Rampenrisicovermindering

Naast de directe hulpverlening bij een ramp is aandacht voor dieper liggende oorzaken noodzakelijk. Natuurrampen treffen meer mensen als lokale overheden zwak zijn. Want dan zijn onvoldoende voorzorgsmaatregelen en/of responscapaciteit aanwezig. Om de kwetsbaarheid te verminderen, is het belangrijk veel meer aandacht te besteden aan Disaster Risk Reduction (DRR). Hieronder vallen zowel het voorkomen van rampen (preventie), het beperken van effecten van rampen (mitigatie) en het voorbereid zijn op rampen (rampenparaatheid). Preventie en mitigatie zijn vooral verbonden met beleidsterreinen als milieu, armoedebestrijding, klimaatverandering en duurzame ontwikkeling.

Wederopbouw na conflicten

Wanneer humanitaire noodsituaties ontstaan door gewelddadige conflicten, is de kans op terugval groot. Er kunnen langdurige (post)crisissituaties ontstaan. Juist in deze gevallen is het van belang dat de overgang van humanitaire hulp naar wederopbouw goed verloopt. Door vredesopbouwactiviteiten kunnen de onderliggende oorzaken worden bestreden. Een gezamenlijke aanpak is nodig van multilaterale instellingen, maatschappelijke organisaties en donoren. Ook bij wederopbouw is het belangrijk de aanwezige lokale capaciteit te benutten en te versterken. Het bedrijfsleven kan een positieve rol spelen in de wederopbouwfase.

Inzet

  • Meer aandacht en middelen voor Disaster Risk Reduction (DRR). Rampenparaatheid als onderdeel van humanitaire hulp. Bij ontwikkelingspartners het belang van preventie en beperking van de effecten van rampen benadrukken.
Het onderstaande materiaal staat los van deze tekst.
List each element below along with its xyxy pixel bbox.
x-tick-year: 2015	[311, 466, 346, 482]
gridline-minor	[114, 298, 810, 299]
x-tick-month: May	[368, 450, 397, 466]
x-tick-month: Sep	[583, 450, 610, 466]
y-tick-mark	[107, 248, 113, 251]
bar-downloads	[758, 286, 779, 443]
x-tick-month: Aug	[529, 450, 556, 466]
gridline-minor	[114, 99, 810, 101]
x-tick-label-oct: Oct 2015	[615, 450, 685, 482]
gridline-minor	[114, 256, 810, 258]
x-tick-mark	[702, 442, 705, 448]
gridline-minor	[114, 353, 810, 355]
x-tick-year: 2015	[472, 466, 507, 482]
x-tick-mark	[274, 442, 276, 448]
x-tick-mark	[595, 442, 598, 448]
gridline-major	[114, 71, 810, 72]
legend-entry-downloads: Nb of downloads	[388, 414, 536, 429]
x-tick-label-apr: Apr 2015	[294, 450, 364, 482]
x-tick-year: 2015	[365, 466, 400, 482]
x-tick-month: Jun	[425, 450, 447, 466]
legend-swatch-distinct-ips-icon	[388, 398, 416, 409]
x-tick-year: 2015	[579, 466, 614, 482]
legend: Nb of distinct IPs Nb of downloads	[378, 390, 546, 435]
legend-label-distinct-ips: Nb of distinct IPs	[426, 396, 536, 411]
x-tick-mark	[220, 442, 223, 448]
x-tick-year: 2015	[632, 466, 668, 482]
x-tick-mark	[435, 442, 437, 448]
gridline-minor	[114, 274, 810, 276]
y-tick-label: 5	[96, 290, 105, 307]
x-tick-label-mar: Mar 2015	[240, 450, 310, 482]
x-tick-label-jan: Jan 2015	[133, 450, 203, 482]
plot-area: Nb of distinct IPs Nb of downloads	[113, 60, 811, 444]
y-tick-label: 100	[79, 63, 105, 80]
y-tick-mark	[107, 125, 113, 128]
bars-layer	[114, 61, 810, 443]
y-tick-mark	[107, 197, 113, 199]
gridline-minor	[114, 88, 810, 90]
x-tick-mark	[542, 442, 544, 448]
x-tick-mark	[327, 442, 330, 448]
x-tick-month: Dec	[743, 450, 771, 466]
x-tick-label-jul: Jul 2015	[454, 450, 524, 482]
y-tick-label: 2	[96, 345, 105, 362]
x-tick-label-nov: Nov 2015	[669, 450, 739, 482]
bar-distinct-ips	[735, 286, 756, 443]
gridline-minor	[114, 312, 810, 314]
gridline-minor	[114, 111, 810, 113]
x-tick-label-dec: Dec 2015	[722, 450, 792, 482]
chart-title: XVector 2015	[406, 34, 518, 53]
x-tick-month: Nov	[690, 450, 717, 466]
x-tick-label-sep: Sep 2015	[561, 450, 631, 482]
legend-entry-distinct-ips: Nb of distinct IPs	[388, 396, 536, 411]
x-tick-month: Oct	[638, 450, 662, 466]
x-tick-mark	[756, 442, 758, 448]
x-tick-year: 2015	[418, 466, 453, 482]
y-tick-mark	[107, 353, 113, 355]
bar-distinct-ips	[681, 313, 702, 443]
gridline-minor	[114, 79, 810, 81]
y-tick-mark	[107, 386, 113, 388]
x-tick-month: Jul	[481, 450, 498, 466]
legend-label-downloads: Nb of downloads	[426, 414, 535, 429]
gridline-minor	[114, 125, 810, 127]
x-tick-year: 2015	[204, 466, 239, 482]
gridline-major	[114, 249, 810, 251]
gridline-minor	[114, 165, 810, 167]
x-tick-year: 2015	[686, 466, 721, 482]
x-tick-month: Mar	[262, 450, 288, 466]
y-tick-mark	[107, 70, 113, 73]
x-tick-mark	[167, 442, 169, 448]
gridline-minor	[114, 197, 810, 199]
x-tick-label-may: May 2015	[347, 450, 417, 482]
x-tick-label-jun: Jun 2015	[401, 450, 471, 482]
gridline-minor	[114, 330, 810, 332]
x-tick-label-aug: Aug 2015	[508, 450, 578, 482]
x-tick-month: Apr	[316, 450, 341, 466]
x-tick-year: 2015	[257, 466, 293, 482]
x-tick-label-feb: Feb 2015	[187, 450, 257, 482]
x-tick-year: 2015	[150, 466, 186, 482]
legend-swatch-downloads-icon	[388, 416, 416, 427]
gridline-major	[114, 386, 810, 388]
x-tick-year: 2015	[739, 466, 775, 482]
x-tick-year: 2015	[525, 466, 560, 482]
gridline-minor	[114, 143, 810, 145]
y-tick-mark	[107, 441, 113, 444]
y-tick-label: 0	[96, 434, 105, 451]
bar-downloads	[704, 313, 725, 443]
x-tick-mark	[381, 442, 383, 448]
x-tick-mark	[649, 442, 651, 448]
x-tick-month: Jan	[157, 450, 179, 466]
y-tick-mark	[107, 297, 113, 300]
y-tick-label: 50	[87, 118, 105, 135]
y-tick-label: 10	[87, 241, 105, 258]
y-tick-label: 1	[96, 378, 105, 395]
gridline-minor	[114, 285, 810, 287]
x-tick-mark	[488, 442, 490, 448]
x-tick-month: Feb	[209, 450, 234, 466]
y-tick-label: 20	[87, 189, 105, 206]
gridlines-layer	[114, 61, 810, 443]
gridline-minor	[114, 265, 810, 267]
  • Streven naar de richtlijn van 10 procent van het budget voor humanitaire hulp en ten minste 1 procent van de Nederlandse ODA voor DRR. Dit is overeenkomstig de afspraken die op de World Conference on Disaster Reduction (2005) zijn gemaakt en op de Global Platform for Disaster Risk Reduction (2011) opnieuw zijn bevestigd.

  • DRR en transitie integreren in de ontwikkelingsprogramma’s van de 15 partnerlanden en regionale programma’s. In OS-speerpunten zoals voedselzekerheid- en waterprogramma’s, gezien risico’s op droogte en overstromingen.

  • Waar mogelijk meer gebruik maken van lokale structuren en capaciteiten bijvoorbeeld via ngo’s. Daarbij aandacht voor de rol van vrouwen. Waken voor schadelijke neveneffecten, zoals mogelijke verstoring van de markt door voedselhulp.

  • Doorgaan met aanbieden van trainingsprogramma’s voor lokale capaciteitsopbouw via (internationale) ngo’s en het Rode Kruis. Zij werken ter plaatse vaak samen met lokale partners.

  • Aanmoedigen van relevante VN-organisaties (UNHCR, UNICEF, WFP) in bilaterale contacten en in bestaande internationale fora om hun rol in de overgang van humanitaire naar structurele hulp verder uit te werken. Prestaties op dit terrein gaan een rol spelen bij onze beoordeling van deze organisaties.

  • Zoeken naar flexibele en tijdige financiering om een soepele overgang van humanitaire hulp naar wederopbouw mogelijk te maken.

B. Hogere effectiviteit

Wat is belangrijk voor een hogere effectiviteit van humanitaire hulp? Vraagsturing. Een juiste analyse van de noden, vooral bij vrouwen, ouderen en kinderen. Actief betrekken van vrouwen bij hulpverlening. Goede prioriteitsstelling. Keuze van het meest effectieve en efficiënte hulpkanaal. Betere coördinatie van de hulp. En tot slot: verbetering van de kwaliteit.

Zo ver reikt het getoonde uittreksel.